Outside the window a shuttle bus exhales air brakes and somewhere down the corridor a language she doesn’t speak erupts into laughter.
“Chicken or pasta?” comes the question, the most ordinary sentence inside the most extraordinary week of the year.
“Carbs,” she says, rubbing a red mark at the collarbone. “We play Canada.”

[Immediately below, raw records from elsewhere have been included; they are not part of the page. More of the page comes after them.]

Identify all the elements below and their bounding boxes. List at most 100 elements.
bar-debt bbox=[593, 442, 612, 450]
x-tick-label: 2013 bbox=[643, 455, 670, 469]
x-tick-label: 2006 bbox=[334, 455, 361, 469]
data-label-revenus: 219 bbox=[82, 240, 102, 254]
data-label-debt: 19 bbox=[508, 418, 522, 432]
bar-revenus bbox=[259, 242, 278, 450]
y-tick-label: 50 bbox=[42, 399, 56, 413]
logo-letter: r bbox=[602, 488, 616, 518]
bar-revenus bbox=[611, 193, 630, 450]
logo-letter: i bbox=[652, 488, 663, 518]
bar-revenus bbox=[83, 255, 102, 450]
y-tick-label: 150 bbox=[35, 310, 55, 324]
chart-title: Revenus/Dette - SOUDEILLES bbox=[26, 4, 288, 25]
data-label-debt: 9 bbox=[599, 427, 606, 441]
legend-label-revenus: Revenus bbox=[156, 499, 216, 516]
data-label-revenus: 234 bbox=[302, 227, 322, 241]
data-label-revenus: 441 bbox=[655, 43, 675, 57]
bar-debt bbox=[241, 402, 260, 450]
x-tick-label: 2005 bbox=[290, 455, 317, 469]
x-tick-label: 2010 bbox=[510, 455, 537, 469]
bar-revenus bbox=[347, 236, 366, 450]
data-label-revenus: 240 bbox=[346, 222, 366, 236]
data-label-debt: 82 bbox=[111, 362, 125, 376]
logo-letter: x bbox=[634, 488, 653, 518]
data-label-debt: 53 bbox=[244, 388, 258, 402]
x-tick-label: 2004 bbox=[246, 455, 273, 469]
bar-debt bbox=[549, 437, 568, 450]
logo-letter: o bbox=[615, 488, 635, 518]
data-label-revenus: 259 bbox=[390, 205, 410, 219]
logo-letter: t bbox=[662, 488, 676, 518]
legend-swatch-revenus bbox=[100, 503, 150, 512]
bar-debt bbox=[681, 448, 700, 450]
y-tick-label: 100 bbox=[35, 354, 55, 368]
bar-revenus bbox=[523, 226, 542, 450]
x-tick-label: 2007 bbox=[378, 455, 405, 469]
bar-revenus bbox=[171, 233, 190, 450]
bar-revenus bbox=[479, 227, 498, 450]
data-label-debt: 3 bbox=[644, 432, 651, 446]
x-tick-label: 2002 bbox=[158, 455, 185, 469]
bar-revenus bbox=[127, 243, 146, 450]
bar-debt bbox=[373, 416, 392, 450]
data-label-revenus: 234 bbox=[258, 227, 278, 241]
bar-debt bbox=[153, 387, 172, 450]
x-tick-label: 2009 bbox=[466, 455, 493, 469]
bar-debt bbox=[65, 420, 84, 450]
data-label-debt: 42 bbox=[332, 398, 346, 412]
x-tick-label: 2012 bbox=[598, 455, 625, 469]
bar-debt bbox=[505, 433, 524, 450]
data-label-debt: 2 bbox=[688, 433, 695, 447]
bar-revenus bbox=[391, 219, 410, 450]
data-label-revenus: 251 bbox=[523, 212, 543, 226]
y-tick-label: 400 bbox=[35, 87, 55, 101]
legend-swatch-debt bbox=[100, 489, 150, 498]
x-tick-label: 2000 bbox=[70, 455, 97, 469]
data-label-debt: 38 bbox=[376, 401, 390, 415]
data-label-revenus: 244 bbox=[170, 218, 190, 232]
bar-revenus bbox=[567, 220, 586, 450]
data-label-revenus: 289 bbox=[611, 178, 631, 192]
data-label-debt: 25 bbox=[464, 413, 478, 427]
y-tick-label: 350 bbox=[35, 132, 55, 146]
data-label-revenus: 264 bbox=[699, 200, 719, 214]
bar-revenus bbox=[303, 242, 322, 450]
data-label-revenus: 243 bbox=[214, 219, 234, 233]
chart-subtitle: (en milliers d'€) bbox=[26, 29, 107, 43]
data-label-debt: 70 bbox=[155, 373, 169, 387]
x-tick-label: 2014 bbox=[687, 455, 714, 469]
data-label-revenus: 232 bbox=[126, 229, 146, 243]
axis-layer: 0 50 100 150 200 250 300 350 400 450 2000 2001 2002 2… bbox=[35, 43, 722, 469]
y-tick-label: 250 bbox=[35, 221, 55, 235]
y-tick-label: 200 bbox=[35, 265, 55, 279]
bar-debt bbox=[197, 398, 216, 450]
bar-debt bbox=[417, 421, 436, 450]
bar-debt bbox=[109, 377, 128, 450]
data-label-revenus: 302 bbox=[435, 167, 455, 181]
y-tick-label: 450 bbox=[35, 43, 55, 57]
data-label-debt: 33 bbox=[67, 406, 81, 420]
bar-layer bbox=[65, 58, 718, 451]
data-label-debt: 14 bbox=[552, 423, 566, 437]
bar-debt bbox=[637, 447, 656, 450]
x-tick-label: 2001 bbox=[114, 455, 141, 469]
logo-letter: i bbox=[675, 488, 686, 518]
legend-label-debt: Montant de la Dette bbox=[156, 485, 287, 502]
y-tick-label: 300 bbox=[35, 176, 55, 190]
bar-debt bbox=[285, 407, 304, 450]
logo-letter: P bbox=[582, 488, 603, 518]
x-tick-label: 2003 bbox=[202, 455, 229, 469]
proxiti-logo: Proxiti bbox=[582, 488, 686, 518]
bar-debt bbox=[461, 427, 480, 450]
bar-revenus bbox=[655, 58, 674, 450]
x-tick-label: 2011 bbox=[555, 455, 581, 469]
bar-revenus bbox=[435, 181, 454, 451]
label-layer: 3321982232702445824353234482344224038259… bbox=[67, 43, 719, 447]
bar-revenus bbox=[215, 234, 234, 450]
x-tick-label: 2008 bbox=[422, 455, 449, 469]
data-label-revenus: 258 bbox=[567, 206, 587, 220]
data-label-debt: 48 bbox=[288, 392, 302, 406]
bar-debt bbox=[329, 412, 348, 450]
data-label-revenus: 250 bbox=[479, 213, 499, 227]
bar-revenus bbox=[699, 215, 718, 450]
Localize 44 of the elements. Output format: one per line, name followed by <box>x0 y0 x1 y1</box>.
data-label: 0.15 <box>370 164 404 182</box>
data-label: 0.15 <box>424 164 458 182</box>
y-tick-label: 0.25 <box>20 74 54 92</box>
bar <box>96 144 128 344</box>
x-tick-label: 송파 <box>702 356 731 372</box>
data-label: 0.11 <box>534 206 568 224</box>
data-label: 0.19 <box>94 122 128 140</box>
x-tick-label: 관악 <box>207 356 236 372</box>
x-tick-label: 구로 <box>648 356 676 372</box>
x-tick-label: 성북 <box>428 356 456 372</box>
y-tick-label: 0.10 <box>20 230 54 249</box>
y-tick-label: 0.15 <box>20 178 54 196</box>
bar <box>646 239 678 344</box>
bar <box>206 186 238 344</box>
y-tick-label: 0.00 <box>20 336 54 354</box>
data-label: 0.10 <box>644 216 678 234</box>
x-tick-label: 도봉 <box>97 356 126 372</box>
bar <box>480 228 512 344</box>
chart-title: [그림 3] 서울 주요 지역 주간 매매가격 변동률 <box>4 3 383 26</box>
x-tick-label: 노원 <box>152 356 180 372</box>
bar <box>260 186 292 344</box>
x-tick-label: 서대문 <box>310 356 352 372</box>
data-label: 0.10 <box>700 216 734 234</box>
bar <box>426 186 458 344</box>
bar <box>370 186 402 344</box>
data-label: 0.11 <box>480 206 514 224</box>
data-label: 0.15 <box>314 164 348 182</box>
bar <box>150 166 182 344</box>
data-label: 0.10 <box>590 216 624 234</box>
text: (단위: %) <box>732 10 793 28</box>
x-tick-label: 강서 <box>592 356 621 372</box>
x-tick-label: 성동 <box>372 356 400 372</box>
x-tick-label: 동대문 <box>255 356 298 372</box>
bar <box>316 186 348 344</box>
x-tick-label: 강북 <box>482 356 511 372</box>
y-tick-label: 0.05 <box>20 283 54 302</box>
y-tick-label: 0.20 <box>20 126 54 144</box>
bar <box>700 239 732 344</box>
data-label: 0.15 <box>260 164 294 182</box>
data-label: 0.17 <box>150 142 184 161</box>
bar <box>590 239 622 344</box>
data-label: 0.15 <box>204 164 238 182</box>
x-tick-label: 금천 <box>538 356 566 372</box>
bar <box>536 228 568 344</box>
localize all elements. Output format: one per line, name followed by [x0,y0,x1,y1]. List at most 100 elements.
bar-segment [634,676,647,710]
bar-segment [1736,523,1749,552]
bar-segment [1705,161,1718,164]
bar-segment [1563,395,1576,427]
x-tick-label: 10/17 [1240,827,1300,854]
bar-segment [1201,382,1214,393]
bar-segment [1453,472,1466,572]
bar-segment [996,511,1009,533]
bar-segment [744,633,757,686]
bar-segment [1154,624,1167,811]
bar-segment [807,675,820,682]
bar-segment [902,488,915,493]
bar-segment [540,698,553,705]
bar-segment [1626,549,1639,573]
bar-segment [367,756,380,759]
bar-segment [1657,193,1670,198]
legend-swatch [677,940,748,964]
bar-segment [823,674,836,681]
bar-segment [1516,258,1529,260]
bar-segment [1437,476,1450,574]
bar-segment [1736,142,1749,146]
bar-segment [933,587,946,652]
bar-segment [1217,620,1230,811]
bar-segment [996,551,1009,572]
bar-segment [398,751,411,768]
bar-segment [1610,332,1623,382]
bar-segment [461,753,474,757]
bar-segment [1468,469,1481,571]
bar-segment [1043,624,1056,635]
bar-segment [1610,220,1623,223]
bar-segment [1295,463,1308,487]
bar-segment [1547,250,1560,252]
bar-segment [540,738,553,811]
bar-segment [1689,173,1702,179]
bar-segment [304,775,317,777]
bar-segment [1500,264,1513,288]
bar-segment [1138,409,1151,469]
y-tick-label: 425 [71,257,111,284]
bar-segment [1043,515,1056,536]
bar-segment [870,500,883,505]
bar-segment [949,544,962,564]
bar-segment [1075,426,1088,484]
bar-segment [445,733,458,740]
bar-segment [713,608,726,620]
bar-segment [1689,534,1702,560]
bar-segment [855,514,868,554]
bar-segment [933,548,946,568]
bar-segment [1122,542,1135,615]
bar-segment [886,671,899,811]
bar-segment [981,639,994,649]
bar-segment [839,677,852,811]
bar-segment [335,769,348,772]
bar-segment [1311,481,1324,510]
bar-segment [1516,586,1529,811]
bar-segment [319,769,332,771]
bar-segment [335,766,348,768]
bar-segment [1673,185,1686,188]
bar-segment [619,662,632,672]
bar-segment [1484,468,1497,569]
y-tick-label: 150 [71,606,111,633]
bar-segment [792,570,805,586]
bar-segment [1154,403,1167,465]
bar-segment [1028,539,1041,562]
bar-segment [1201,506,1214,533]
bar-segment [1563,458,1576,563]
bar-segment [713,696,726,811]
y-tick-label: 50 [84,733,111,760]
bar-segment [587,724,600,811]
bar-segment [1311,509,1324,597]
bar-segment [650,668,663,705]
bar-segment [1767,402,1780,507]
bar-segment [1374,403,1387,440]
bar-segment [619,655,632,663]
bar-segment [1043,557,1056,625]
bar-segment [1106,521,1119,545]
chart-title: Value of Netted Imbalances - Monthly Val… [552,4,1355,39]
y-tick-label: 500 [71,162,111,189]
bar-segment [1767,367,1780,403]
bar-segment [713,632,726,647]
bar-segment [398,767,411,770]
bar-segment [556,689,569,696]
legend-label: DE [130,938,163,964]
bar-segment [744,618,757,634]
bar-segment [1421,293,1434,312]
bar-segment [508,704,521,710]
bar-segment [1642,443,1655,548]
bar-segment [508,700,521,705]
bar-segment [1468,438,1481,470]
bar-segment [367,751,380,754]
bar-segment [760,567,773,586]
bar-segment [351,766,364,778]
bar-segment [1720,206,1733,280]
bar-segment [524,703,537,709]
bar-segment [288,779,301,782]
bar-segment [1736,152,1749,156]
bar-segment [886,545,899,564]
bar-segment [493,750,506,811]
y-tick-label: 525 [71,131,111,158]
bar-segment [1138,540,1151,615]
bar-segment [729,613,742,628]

There’s a moment where the world narrows. Not to politics, not to television, not even to medals, just two people at a small Olympic table, one icing a shoulder, the other sliding over a plate. She put down the fork and winced.
“Same shoulder?”
She shook her head once. "The other one."
He looked into her eyes, not the shoulder. “Tell me again. When did they start calling you Bruiser?”
She smiled faintly. “My dad. Since as long as I can remember.” There was a silence. She played with her fork.
“What are you thinking?” he asled.
She tried to smile. “Just once I’d like to be the skater. The little frilly skinny-thighed fraud everybody throws roses at.”
“No one throws roses at enforcers,” he said. “You open the fast breaks for offense. Somebody's gotta do the grunt work.”
“Doesn’t mean I like it.”
“Would you rather be doing something else right now?”
“Yeah,” she said. “I’d like to shoot a puck that goes right through the fucking back of the net.”
He bent down and kissed the top of her ponytail, “That’s my Bruiser,” he laughed.
She felt it coming back now. The heat. The noise. The want. “Bring it,” she said like a curse.
Outside, another shuttle bus hissed to a stop in the snow. She thought about her husband, who had knee replacement scars and a bouquet of memories. Now, he was a damn fine cook. She let out a big sigh. And told herself: "Soak it up, Bruiser."